3) Relief of pulmonary hypertension: oxygen supply can only solve alveolar oxygen pressure, but not pulmonary blood flow hypoperfusion. Pulmonary hypertension must be relieved as early as possible to fundamentally improve hypoxia and prevent acute right heart failure, peripheral circulation failure and acute respiratory failure. Commonly used drugs include the following.
(1) Aminophylline: It has the effect of relieving pulmonary vasospasm, dilating coronary artery and diuretic, and also relieving bronchial smooth muscle spasm. The dose is 0.25~0.5g added to 20ml of 10%~25% glucose solution and injected intravenously.
(2) poppy bases: the coronary vessels and pulmonary and cerebral vessels are dilated, is the ideal drug to lift pulmonary hypertension. The dose is 30-60mg added to 20ml of 25% glucose solution and injected intravenously.
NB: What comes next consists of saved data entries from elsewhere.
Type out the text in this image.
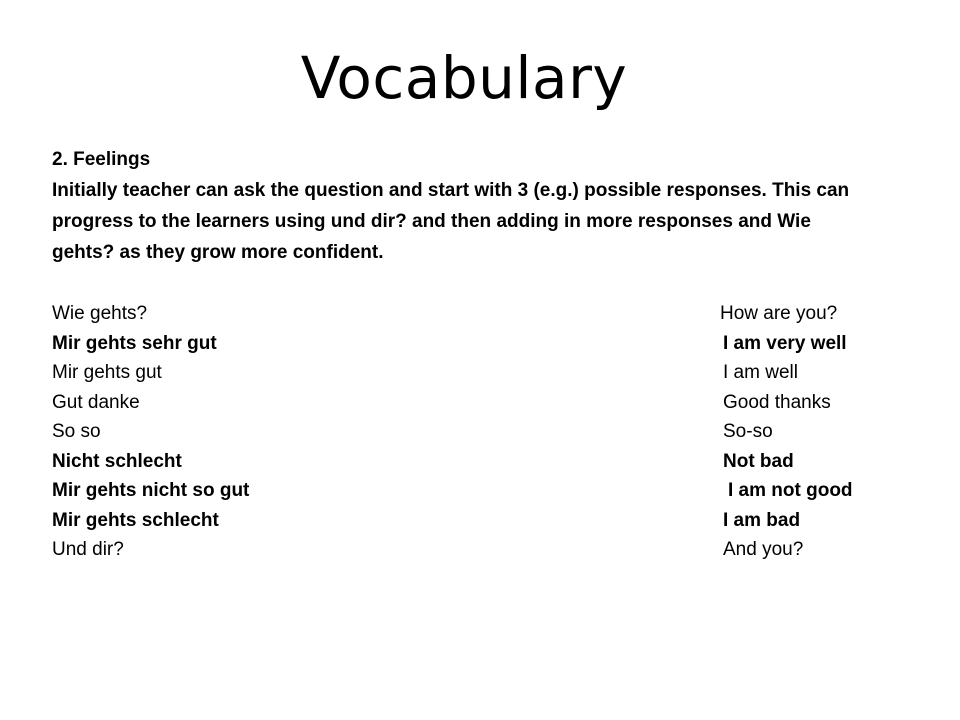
Vocabulary

2. Feelings

Initially teacher can ask the question and start with 3 (e.g.) possible responses. This can
progress to the learners using und dir? and then adding in more responses and Wie
gehts? as they grow more confident.

Wie gehts?	How are you?
Mir gehts sehr gut	I am very well
Mir gehts gut	I am well
Gut danke	Good thanks
So so	So-so
Nicht schlecht	Not bad
Mir gehts nicht so gut	I am not good
Mir gehts schlecht	I am bad
Und dir?	And you?
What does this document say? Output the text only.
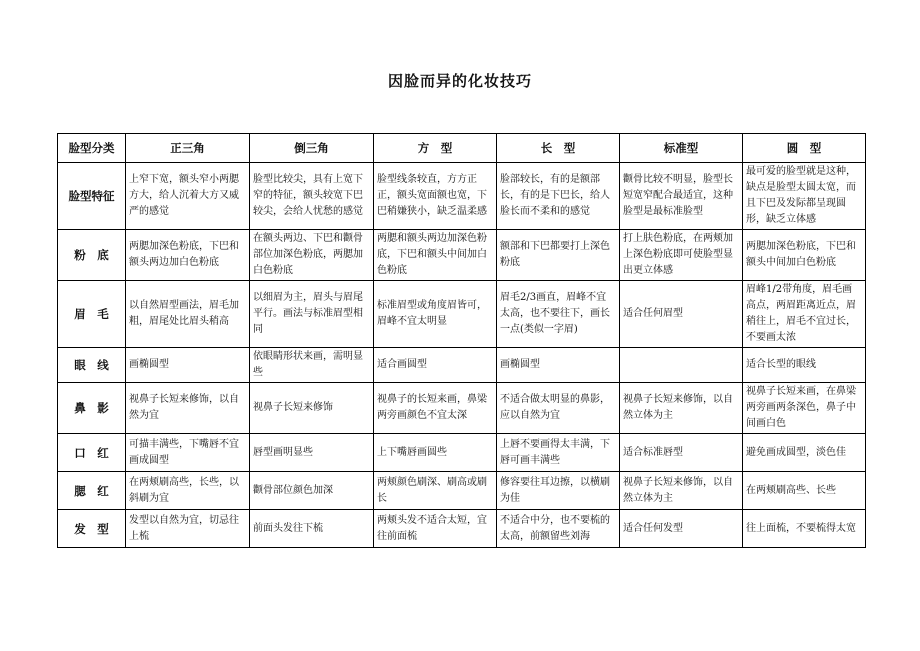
因脸而异的化妆技巧
脸型分类	正三角	倒三角	方　型	长　型	标准型	圆　型
脸型特征	上窄下宽，额头窄小两腮方大，给人沉着大方又威严的感觉	脸型比较尖，具有上宽下窄的特征，额头较宽下巴较尖，会给人忧愁的感觉	脸型线条较直，方方正正，额头宽面额也宽，下巴稍嫌狭小，缺乏温柔感	脸部较长，有的是额部长，有的是下巴长，给人脸长而不柔和的感觉	颧骨比较不明显，脸型长短宽窄配合最适宜，这种脸型是最标准脸型	最可爱的脸型就是这种，缺点是脸型太圆太宽，而且下巴及发际都呈现圆形，缺乏立体感
粉　底	两腮加深色粉底，下巴和额头两边加白色粉底	在额头两边、下巴和颧骨部位加深色粉底，两腮加白色粉底	两腮和额头两边加深色粉底，下巴和额头中间加白色粉底	额部和下巴都要打上深色粉底	打上肤色粉底，在两颊加上深色粉底即可使脸型显出更立体感	两腮加深色粉底，下巴和额头中间加白色粉底
眉　毛	以自然眉型画法，眉毛加粗，眉尾处比眉头稍高	以细眉为主，眉头与眉尾平行。画法与标准眉型相同	标准眉型或角度眉皆可，眉峰不宜太明显	眉毛2/3画直，眉峰不宜太高，也不要往下，画长一点(类似一字眉)	适合任何眉型	眉峰1/2带角度，眉毛画高点，两眉距离近点，眉稍往上，眉毛不宜过长，不要画太浓
眼　线	画椭圆型	依眼睛形状来画，需明显些	适合画圆型	画椭圆型		适合长型的眼线
鼻　影	视鼻子长短来修饰，以自然为宜	视鼻子长短来修饰	视鼻子的长短来画，鼻梁两旁画颜色不宜太深	不适合做太明显的鼻影，应以自然为宜	视鼻子长短来修饰，以自然立体为主	视鼻子长短来画，在鼻梁两旁画两条深色，鼻子中间画白色
口　红	可描丰满些，下嘴唇不宜画成圆型	唇型画明显些	上下嘴唇画圆些	上唇不要画得太丰满，下唇可画丰满些	适合标准唇型	避免画成圆型，淡色佳
腮　红	在两颊刷高些，长些，以斜刷为宜	颧骨部位颜色加深	两颊颜色刷深、刷高或刷长	修容要往耳边擦，以横刷为佳	视鼻子长短来修饰，以自然立体为主	在两颊刷高些、长些
发　型	发型以自然为宜，切忌往上梳	前面头发往下梳	两颊头发不适合太短，宜往前面梳	不适合中分，也不要梳的太高，前额留些刘海	适合任何发型	往上面梳，不要梳得太宽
(3) Atropine: relieves pulmonary vasospasm, also inhibits the secretory function of bronchus and improves microcirculation. The dose is 0.5~1mg, intravenous injection, every 10~15 minutes until the symptoms improve.
(4) Phentolamine: release pulmonary vasospasm, the dose is 20mg added to 250ml of 10% glucose solution, intravenous.
(4) Anti-shock: Shock caused by amniotic fluid embolism is complicated and related to various factors such as allergy, pulmonary origin, cardiogenic origin and DIC. Therefore, the treatment must be considered comprehensively.
(1) Expansion of blood volume: Insufficient effective blood volume exists in shock, and blood volume should be expanded as early as possible and as soon as possible, but improper application is very likely to induce heart failure. If possible, it is best to use a pulmonary artery float catheter to measure the pulmonary capillary wedge pressure (PCWP) and monitor the cardiac load while replenishing blood volume. If PCWP measurement is not available, fluids can be directed according to central venous pressure. Regardless of the monitoring method used, 5 ml of blood should be drawn while intubating for a blood sedimentation test, smear staining to look for amniotic fluid components, and relevant DIC laboratory tests. The choice of volume expansion fluid should start with more dextran-40 500-1000ml, intravenous drip, and those with blood loss should be supplemented with fresh blood and balance fluid.
(2) Correction of acidosis: For the first time, 100-200ml of 5% sodium bicarbonate can be given, or according to the formula: sodium bicarbonate (g)=(55-measured CO2CP)×0.026×kg body weight, first inject 1/2 to 2/3 of the calculated amount. it is better to do arterial blood gas and acid-base determination, and give the drug according to the imbalance.
(3) Adjust the vascular tension: shock symptoms are acute and serious or blood volume has been replenished but blood pressure is still unstable, vasoactive drugs can be used, commonly used dopamine 20-40mg added to glucose solution within 500ml, intravenous drip, can ensure the blood supply of important organs.
Prevention
Strictly grasp the indications for cesarean delivery In recent years, the rate of cesarean delivery has been high in hospitals all over the country, but obstetricians should still try their best to grasp the indications for surgery. During cesarean section, the surgical procedure should be standardized and gentle to prevent laceration of the uterus. After cutting the uterus and exposing the amniotic sac, a small incision should be made and as much amniotic fluid as possible should be sucked out before delivering the fetus. This can reduce the chance of amniotic fluid entering the open blood sinus.